Writing believable characters with which an audience can have a cognitive and emotional connection is the key to an excellent story. A believable character, one that allows us to suspend our disbelief and immerse ourselves in the narrative, is a character at odds with a fundamental drive of the author as a human being.
We don't, in our daily interactions, reveal the whole of ourselves. It is in our best interests and in our very nature to present those aspects of ourselves that are most advantageous, most desirable and least likely to spark conflict. We strive to perfect ourselves, at least publicly, minimising and obscuring our flaws as best we are able.
Part of the problem is that we are all too aware of our own flaws and cognisant that others share similar failings, we know that nobody is perfect even in a world where everyone is trying hard to look like just that. We're also pretty good at finding each other's shortcomings, and picking out the patterns of behaviour that they cause; observing how our flaws influence our choices and our actions.
It is because of this that the perfect character in a fictional work jars and disinterests us.
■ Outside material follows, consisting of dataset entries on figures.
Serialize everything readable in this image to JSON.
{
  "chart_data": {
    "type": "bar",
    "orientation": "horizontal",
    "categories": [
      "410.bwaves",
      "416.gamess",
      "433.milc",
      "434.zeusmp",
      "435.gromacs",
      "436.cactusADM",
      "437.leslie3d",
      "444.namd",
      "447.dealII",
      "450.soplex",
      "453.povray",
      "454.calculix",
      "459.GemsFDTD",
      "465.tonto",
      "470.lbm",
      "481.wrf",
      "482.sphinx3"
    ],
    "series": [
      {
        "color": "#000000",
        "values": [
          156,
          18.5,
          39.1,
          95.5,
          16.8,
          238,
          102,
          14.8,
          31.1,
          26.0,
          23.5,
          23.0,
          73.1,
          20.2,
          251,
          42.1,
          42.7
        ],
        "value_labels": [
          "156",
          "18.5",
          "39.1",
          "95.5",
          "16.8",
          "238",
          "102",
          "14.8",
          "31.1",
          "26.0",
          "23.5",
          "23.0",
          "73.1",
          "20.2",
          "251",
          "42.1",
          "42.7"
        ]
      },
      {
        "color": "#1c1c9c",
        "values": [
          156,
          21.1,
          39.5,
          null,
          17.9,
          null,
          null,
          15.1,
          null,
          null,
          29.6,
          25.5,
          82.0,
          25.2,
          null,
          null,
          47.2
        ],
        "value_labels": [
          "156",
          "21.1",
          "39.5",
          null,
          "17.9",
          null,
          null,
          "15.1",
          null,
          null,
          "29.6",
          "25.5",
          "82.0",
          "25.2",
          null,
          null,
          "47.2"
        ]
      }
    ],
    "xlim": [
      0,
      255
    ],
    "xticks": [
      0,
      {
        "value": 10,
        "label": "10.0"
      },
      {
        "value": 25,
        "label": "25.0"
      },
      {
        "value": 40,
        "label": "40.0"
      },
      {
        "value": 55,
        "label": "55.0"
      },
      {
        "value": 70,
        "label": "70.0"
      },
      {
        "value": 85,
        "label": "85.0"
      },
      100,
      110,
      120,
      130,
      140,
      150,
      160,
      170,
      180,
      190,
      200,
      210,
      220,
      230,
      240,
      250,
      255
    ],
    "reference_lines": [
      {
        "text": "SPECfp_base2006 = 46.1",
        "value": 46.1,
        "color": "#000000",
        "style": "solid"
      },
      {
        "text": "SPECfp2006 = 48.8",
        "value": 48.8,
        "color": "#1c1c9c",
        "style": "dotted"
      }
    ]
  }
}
We find it hard to invest in a persona that embodies what we strive for but can never achieve: flawlessness. We know that despite our efforts to the contrary we cannot master every discipline, make all the correct decisions and understand every problem. We reject any portrayal that gets too close to this ideal person.
There are narrative problems with the perfect character. They become predictable, they always have the answer, the talent or the knack. They always get the girl, are far too smooth and far too important. They become rapidly predictable and sickening in their perfect influence. The ideal outcome is always guaranteed for these über-humans. Tension and suspense fall by the wayside as our expectation is of imminent success.
A good character mirrors the imperfection we hold in, that we like to believe is a secret and still take comfort in our knowledge that it is ubiquitous.